When I say "nearby", it looks nearby on a map, but if you foolishly decide to cycle from Oberammergau to Linderhof, you painfully find out that it's a long 15km endurance ride up the steep valley that would kill off anyone less fit than Lance Armstrong. Somehow we made it up there, but we were feeling pretty jittery by the time we lurched off our bikes and shakily staggered up to the castle.
Linderhof is probably the most human in scale, and definitely the least over-the-top of Ludwig's three castles, but it shares many of the slightly psychotic elements of the other two. Like them, it's an unfinished, forlorn testament to a troubled soul – Ludwig loved having grand designs, but it turned out that he didn't have the tenacity, the funds, or sadly the life-span either, to fulfil any of his architectural dreams.

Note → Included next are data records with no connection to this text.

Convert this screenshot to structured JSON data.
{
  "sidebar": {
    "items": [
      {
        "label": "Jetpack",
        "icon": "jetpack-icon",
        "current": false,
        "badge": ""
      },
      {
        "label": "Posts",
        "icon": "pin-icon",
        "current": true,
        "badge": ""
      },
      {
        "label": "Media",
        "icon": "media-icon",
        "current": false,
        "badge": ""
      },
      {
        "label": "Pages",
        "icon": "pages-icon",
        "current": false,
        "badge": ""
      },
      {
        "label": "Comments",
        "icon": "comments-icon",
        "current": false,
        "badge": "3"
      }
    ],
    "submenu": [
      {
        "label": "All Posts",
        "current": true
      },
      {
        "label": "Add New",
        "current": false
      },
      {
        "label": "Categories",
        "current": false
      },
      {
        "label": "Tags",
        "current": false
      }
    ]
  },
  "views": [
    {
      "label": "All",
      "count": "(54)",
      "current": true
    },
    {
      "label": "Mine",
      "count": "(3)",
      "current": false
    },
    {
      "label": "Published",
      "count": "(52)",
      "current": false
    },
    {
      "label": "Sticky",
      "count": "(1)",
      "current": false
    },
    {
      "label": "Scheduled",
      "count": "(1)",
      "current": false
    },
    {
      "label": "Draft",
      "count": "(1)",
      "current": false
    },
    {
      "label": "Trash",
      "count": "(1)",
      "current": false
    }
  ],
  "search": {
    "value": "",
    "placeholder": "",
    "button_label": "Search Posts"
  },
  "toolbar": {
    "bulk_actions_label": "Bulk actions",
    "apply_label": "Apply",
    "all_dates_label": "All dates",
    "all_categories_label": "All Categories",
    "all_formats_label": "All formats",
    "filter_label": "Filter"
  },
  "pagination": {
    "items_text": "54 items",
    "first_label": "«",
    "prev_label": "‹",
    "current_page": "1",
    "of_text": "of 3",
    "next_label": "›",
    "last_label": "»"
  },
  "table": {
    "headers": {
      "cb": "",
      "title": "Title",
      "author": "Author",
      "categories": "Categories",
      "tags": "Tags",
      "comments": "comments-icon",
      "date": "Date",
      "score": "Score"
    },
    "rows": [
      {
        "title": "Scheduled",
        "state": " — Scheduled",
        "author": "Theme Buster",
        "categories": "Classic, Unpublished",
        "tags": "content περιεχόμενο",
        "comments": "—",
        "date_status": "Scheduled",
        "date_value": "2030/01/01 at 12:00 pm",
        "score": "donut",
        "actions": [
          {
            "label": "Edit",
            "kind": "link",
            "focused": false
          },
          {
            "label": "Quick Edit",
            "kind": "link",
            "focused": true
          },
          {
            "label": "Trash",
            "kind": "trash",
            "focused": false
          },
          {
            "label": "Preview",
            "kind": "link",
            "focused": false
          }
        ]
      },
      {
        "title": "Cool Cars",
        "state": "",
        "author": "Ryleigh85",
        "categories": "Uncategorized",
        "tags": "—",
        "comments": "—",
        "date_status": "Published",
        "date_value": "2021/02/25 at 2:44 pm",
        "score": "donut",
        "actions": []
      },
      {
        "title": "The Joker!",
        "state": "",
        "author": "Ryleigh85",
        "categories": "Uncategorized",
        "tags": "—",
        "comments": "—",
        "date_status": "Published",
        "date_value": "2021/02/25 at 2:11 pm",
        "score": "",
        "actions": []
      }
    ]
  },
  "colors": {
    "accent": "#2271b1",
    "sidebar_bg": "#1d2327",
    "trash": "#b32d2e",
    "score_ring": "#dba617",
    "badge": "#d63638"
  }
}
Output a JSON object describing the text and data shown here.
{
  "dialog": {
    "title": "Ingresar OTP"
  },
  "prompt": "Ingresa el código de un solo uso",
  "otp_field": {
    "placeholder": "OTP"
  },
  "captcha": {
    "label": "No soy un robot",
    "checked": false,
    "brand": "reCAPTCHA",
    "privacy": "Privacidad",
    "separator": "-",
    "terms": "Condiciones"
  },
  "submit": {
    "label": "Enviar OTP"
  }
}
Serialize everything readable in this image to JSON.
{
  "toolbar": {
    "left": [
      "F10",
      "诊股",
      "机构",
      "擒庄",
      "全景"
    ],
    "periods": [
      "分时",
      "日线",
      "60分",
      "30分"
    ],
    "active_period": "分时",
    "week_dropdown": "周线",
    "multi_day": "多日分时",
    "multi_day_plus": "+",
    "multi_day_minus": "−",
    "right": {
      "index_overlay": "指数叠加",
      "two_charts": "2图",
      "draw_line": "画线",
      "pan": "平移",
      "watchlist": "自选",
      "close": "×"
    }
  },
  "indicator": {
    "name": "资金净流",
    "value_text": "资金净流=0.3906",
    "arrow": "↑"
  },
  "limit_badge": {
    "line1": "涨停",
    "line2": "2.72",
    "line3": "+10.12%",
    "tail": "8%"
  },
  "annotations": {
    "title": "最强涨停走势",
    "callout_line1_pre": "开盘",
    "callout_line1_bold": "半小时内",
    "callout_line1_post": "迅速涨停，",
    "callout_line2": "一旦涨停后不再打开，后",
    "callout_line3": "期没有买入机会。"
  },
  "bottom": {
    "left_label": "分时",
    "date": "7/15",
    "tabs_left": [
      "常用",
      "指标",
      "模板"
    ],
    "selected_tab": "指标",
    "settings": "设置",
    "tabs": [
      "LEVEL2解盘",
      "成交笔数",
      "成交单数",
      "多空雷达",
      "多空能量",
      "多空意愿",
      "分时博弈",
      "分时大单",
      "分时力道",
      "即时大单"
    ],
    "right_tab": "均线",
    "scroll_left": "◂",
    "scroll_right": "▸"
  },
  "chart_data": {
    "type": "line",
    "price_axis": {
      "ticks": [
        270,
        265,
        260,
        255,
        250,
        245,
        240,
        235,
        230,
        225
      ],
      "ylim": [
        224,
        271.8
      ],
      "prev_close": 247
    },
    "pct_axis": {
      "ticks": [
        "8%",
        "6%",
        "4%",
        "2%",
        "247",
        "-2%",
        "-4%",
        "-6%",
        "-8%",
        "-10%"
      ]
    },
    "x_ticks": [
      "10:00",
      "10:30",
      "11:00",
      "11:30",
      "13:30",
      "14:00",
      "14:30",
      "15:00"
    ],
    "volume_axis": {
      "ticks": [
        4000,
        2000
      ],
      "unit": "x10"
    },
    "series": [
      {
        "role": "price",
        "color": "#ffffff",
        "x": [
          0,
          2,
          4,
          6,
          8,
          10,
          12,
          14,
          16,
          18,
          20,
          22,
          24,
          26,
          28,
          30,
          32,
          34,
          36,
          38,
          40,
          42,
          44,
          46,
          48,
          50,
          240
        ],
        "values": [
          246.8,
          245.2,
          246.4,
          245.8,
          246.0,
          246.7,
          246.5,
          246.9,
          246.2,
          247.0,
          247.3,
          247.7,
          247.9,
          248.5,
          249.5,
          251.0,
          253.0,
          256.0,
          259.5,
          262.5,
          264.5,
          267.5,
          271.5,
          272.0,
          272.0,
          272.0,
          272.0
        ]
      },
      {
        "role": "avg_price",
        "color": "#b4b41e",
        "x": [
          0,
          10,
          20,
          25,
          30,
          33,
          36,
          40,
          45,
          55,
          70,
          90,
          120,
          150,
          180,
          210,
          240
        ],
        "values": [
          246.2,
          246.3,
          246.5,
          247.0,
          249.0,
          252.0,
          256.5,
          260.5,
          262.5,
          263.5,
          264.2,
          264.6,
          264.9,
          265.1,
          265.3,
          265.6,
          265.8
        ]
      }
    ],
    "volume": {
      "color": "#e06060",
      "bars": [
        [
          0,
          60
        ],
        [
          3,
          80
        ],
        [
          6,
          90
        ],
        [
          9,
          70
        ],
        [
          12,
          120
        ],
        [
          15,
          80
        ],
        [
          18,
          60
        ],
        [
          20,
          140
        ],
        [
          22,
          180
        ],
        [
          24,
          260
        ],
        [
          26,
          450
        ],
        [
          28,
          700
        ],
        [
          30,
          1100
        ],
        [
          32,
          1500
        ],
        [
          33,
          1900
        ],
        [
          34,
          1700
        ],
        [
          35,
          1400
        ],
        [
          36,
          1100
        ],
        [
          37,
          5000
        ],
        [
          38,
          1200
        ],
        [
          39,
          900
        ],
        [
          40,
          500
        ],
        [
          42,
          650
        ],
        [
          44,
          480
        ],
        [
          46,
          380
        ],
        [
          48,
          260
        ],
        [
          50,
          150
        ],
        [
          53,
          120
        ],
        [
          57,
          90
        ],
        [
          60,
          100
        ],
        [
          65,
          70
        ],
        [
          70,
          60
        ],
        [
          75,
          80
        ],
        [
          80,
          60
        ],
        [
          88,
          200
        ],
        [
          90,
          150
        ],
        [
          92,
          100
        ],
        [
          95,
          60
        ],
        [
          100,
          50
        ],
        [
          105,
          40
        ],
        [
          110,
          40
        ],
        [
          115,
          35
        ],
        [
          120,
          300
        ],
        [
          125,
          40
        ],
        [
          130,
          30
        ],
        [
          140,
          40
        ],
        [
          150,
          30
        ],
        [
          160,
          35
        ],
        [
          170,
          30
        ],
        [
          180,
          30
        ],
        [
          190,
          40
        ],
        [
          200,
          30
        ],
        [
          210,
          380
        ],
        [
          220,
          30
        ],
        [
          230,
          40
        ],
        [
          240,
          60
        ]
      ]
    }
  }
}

Although it's smaller in scale than the Herrenschloss or Neuschwanstein, the level of opulence in the rooms that were completed was unbelievable – beds, tables, walls and ceilings covered in glittering gold and crowded with shining cherubs smiling down on the unhappy king. To give you some idea of his state of mind, his dining room had a table that lifted up from the floor below on a complex hydraulic lift, so that his evening banquet for one could magically appear in front of him, which meant that he wouldn't have to be bothered by actually interacting with anyone else.
Actually, Ludwig didn't shun company altogether, it's just that he got obsessed with certain individuals to the exclusion of everything else. His biggest passion was for the composer Richard Wagner, and he even went to the lengths of constructing an enormous man-made cave, complete with concrete stalactites and an eerily illuminated lake for private performances of Wagner's romantic operas. Utterly ridiculous, but wonderful to see – although the pathos was added to when we were told that Wagner never came to see the concrete cathedral of opera that was constructed especially for him.
Fortunately, after our tour, it was literally downhill all the way from here, so we virtually freewheeled all the way back to Oberamagau to have a look around. If it weren't for the hype associated with the Passion Plays, this would just be a quaint, unremarkable little historic village – but with the presence of the Passion Plays, this is now a tourist mecca full of cafes, restaurants and souvenir shops. Yet somehow, inspite of the daily tourist deluge, people here don't yet seem jaded with all the foreigners, and the place retained a friendly, folksy atmosphere – maybe it's just early in the season.